The resolution requests that the UN Secretary General, working with the Organization for the Prohibition of Chemical Weapons (OPCW), propose a joint investigative mechanism within 20 days. According to the text, that body would "identify to the greatest extent feasible individuals, entities, groups or governments" that perpetrated attacks.
The question of chemical weapon use in Syria has plagued the Council since an August 2013 sarin gas attack that left hundreds of civilians dead in a suburb of Damascus. A subsequent US-Russia brokered deal led to the destruction of what is believed to be the bulk of Syria's stockpiles.
Despite the agreement, allegations of chemical weapons use have continued in the years since, centering on the purported deployment of chlorine in aerial assaults on rebel-controlled areas. Chlorine is a so-called dual use chemical that is not illegal under international law unless it is weaponized. Activists and Western governments claim that regime helicopters have dropped jerry-rigged barrel bombs containing deadly quantities of the chemical in several dozen attacks.
The OPCW itself last fall reported "compelling confirmation" that chlorine was used "systematically and repeatedly" in several attacks. The OPCW, however, is not mandated to assign blame, and the US and other Western Council members have pushed for months for the establishment of a separate mechanism to do so.
"Until we adopted today's resolution, there was no mechanism to take the obvious next step — determining who is involved in such attacks," US ambassador Samantha Power told the Council following its vote. "Even when there were obvious signs pointing to the parties responsible, investigators were not empowered to point the finger. This has compounded an already-rampant sense of impunity in Syria."
'Pointing the finger matters.'
"Pointing the finger matters," added Power.
Friday's text was again the result of cooperation between the US and Russia. Moscow has been Syrian President Bashar al-Assad's principal backer on the Council. Once created, the mechanism would be authorized to operate for one year, but could be given more time with Council approval. The resolution requests that the investigative body return its first report to the Council no later than 90 days after its establishment.
Following the vote, Russian ambassador Vitaly Churkin spoke to reporters about Washington and Moscow's collaboration on the text.

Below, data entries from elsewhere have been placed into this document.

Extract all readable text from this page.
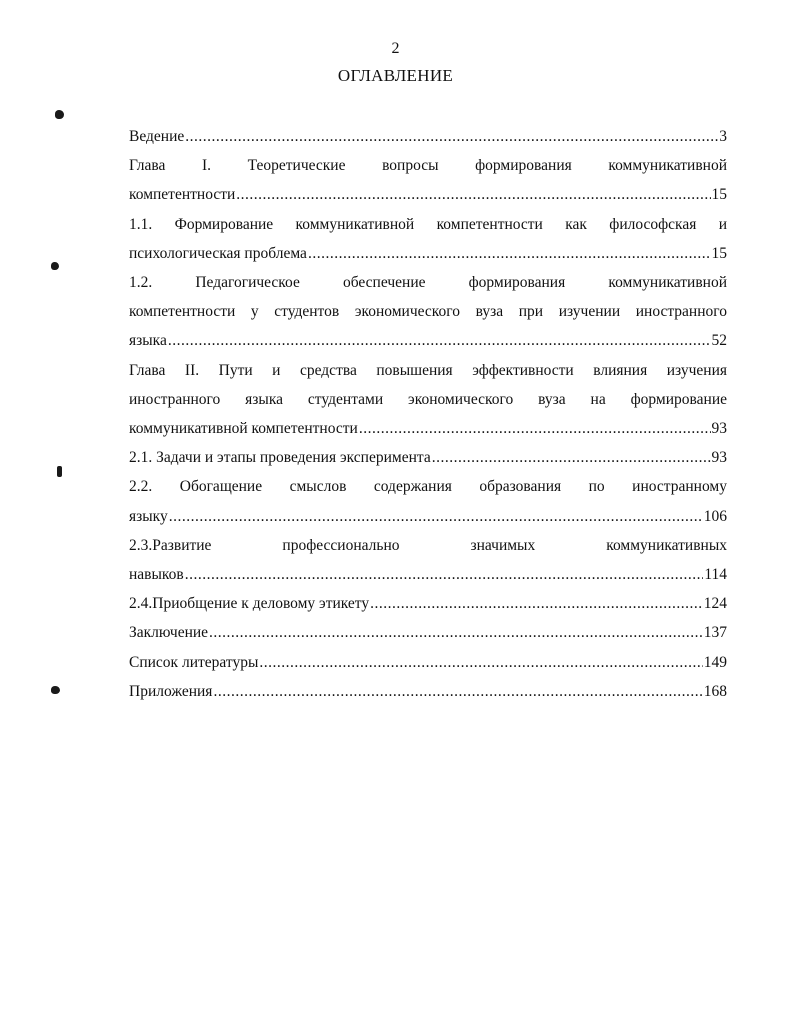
2
ОГЛАВЛЕНИЕ
Ведение .....	3
Глава I. Теоретические вопросы формирования коммуникативной
компетентности .....	15
1.1. Формирование коммуникативной компетентности как философская и
психологическая проблема .....	15
1.2. Педагогическое обеспечение формирования коммуникативной
компетентности у студентов экономического вуза при изучении иностранного
языка .....	52
Глава II. Пути и средства повышения эффективности влияния изучения
иностранного языка студентами экономического вуза на формирование
коммуникативной компетентности .....	93
2.1. Задачи и этапы проведения эксперимента .....	93
2.2. Обогащение смыслов содержания образования по иностранному
языку .....	106
2.3.Развитие профессионально значимых коммуникативных
навыков .....	114
2.4.Приобщение к деловому этикету .....	124
Заключение .....	137
Список литературы .....	149
Приложения .....	168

"I hope it will translate into our continued joint work on the political front," he said. "Let's hope we will maintain the momentum."
Russia's role in drafting — and ultimately approving — the resolution will be heavily scrutinized by observers to determine if the Kremlin is altering its stance on Syria, now inits fifth year of civil war. However, should the joint mechanism determine culpability, any subsequent action would still require additional authorization by the Council, which Russia — or any permanent member — could veto.